Travaux à domicile et soupçons d’abus d’autorité
De juin 2022 à avril 2024, des agents techniques de la SDSO auraient été sollicités par leur supérieure hiérarchique pour rénover entièrement sa maison située à Saint-Aubin-lès-Elbeuf, près de Rouen. Selon leurs témoignages, ces travaux incluaient la plomberie, l’électricité, le carrelage, ainsi que des aménagements extérieurs tels que la pose de grillages et la réalisation de dalles. Les agents affirment avoir été payés en espèces, lorsque cela était le cas, et estiment que près de 10 000 euros leur seraient encore dus. En parallèle, certains agents rapportent avoir été employés à des tâches personnelles pour cette cheffe de service, comme sortir son chien.

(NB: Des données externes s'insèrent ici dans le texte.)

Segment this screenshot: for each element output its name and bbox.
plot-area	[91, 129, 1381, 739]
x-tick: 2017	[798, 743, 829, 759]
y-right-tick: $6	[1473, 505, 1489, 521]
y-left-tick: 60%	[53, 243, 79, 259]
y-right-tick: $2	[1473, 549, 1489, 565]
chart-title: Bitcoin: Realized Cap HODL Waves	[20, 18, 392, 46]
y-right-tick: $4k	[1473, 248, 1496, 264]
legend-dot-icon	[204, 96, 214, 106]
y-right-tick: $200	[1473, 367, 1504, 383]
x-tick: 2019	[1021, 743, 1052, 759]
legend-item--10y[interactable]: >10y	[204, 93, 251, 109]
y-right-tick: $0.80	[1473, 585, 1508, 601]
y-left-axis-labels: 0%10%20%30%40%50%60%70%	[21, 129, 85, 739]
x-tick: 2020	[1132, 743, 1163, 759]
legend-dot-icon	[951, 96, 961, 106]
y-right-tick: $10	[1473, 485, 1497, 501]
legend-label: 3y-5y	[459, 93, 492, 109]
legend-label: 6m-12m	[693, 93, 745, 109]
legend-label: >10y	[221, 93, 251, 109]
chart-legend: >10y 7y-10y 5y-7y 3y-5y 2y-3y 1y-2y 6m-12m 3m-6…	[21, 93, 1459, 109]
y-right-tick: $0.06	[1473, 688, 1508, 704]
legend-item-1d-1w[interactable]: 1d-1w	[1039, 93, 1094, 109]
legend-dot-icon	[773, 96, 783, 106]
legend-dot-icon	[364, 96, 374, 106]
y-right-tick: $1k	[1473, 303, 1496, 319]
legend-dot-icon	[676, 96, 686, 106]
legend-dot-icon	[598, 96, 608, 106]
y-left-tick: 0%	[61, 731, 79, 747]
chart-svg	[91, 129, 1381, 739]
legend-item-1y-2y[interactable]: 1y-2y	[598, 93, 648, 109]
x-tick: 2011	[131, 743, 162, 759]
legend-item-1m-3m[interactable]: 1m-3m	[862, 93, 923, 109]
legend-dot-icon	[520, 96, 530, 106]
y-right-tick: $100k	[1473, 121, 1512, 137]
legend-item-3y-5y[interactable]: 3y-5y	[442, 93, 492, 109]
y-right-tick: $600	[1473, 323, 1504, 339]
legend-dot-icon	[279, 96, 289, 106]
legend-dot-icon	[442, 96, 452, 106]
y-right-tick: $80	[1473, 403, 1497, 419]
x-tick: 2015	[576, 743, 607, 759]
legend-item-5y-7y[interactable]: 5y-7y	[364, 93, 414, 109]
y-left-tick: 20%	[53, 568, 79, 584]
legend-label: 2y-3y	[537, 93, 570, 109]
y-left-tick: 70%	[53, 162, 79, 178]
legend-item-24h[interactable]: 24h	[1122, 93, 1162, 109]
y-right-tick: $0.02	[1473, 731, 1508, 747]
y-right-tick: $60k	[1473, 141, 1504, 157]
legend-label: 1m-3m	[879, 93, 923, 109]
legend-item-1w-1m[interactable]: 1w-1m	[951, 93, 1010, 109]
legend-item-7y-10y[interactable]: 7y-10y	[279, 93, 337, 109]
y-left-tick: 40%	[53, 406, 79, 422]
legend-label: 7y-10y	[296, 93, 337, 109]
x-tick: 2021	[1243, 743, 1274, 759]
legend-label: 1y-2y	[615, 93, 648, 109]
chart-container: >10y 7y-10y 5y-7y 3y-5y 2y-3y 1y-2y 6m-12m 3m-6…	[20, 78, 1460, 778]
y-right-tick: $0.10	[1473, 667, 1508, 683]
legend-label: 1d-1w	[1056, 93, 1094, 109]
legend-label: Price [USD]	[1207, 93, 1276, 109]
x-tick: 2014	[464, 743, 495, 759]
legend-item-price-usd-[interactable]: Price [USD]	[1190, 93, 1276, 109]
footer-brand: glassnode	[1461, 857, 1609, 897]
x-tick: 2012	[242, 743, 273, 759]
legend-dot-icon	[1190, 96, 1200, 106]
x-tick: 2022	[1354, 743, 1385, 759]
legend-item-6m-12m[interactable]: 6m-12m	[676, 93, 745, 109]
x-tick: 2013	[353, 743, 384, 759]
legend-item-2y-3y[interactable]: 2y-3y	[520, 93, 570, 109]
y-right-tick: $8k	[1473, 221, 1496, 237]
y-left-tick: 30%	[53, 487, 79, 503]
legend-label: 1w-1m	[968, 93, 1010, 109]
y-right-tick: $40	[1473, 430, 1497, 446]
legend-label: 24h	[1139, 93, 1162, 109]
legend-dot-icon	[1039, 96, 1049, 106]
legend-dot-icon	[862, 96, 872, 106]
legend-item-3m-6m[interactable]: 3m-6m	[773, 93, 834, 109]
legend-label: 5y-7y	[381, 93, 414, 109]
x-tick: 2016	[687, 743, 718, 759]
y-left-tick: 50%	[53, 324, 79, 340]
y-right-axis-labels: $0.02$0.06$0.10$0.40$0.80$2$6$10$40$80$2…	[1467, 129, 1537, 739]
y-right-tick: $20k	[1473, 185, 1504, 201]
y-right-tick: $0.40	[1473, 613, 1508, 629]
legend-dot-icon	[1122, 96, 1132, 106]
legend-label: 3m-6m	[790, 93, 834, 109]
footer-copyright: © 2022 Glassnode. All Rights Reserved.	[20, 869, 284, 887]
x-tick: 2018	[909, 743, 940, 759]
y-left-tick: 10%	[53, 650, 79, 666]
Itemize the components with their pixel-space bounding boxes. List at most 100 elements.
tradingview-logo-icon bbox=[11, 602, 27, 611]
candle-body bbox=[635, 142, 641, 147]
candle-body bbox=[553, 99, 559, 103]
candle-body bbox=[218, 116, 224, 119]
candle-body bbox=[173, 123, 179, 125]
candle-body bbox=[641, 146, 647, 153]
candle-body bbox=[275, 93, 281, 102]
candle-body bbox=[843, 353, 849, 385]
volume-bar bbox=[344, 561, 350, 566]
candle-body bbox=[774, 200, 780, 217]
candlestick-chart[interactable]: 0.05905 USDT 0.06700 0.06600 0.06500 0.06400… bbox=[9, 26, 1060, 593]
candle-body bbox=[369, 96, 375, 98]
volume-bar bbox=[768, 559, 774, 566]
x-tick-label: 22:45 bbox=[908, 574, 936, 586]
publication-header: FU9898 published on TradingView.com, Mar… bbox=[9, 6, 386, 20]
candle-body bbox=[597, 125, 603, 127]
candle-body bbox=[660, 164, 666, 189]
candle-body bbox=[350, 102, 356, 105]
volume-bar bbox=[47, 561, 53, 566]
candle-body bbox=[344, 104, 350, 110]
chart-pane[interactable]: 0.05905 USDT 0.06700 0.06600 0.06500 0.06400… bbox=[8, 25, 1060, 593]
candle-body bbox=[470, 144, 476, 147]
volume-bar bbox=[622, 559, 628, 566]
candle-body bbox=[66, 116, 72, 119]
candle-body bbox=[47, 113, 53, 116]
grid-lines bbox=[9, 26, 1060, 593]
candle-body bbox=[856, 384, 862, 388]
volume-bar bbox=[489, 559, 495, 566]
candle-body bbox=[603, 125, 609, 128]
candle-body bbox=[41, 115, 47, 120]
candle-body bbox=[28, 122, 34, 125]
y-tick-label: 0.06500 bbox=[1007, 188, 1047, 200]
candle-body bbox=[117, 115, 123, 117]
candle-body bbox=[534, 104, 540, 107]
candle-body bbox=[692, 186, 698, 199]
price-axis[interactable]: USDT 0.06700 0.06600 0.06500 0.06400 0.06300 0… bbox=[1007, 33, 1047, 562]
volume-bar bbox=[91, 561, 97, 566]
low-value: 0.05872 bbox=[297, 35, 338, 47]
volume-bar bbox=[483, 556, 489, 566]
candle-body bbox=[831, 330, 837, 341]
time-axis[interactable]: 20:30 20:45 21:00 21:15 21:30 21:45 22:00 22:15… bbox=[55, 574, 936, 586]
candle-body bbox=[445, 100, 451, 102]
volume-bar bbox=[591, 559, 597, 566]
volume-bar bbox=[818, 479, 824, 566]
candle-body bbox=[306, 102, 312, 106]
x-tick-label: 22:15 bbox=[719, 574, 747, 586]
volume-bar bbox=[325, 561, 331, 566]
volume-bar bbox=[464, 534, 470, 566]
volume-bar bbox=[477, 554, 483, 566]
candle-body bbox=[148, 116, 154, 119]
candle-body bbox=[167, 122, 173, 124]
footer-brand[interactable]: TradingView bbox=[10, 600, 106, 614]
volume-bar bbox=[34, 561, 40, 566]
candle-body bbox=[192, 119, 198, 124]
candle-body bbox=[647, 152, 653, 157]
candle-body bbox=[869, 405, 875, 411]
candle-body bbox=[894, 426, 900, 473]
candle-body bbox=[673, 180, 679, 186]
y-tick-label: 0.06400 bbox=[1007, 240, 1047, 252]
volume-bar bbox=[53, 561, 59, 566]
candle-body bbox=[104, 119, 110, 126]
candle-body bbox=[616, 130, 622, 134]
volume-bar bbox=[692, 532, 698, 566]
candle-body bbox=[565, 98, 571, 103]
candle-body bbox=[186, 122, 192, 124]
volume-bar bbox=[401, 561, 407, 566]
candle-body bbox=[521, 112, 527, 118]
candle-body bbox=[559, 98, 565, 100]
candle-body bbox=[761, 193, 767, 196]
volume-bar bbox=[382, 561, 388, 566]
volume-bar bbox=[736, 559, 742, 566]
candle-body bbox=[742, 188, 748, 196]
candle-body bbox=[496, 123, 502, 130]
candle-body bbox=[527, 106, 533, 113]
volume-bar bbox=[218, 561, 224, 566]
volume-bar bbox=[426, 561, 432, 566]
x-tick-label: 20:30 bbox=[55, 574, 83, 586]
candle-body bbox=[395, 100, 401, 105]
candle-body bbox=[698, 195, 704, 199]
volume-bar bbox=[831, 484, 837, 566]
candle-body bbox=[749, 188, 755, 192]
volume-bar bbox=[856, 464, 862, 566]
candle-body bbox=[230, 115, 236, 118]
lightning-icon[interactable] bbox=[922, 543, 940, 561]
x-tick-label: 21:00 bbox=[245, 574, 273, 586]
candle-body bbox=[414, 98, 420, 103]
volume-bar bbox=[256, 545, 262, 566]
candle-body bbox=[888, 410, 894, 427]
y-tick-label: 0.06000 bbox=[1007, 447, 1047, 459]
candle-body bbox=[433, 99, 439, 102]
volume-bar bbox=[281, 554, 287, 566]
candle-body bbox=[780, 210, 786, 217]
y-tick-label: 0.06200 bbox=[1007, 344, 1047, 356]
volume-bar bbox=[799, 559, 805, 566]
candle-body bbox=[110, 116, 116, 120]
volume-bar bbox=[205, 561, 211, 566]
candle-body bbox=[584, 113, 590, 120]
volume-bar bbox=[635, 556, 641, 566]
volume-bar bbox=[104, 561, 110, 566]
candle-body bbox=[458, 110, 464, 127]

Ces activités auraient eu lieu, pour la plupart, pendant les heures de travail des fonctionnaires concernés. En retour, la cheffe de service leur aurait promis des évolutions de carrière. Par exemple, dans un compte-rendu professionnel datant d’avril 2024, elle décrivait l’un de ces employés comme un « excellent professionnel » méritant une promotion. Ces promesses de reconnaissance professionnelle auraient été utilisées comme levier pour inciter les agents à réaliser ces travaux.
Primes illégales pour le fils de la directrice
Outre les travaux dans sa maison, la cheffe de service est accusée d’avoir manipulé le système de primes pour favoriser son fils, embauché fin 2023 comme contractuel au sein du service. Selon des rapports d’explication rédigés par les agents concernés, elle aurait ordonné à certains fonctionnaires titulaires de reverser une partie de leur prime de fin d’année, appelée Complément indemnitaire annuel (CIA), à son fils ainsi qu’à deux autres agents contractuels. Pour cela, elle aurait gonflé les primes des titulaires jusqu’à 1 000 euros. Ces pratiques ont été documentées par des témoignages, des messages, et des vidéos.
Réactions et enquêtes en cours
Ces révélations ont suscité des réactions indignées au sein de la police et des syndicats. Karim Bennacer, secrétaire départemental du syndicat Alliance, a dénoncé ces agissements comme « scandaleux », soulignant l’importance de l’exemplarité au sein des forces de l’ordre. Il a demandé que « toute la lumière soit faite » sur cette affaire. L’IGPN poursuit ses auditions à Rouen pour éclaircir les faits, mais aucune enquête judiciaire n’a été ouverte à ce stade, selon le procureur de la République de Rouen.
Démentis de la mise en cause
L’avocate de la cheffe de service, maître Laura Kalfon, a fermement rejeté ces accusations, invoquant le devoir de réserve de sa cliente et rappelant qu’une enquête administrative est en cours. Elle a également souligné que sa cliente n’avait aucun pouvoir décisionnel direct sur les promotions des membres de son service et se réserve le droit de déposer plainte pour dénonciation calomnieuse.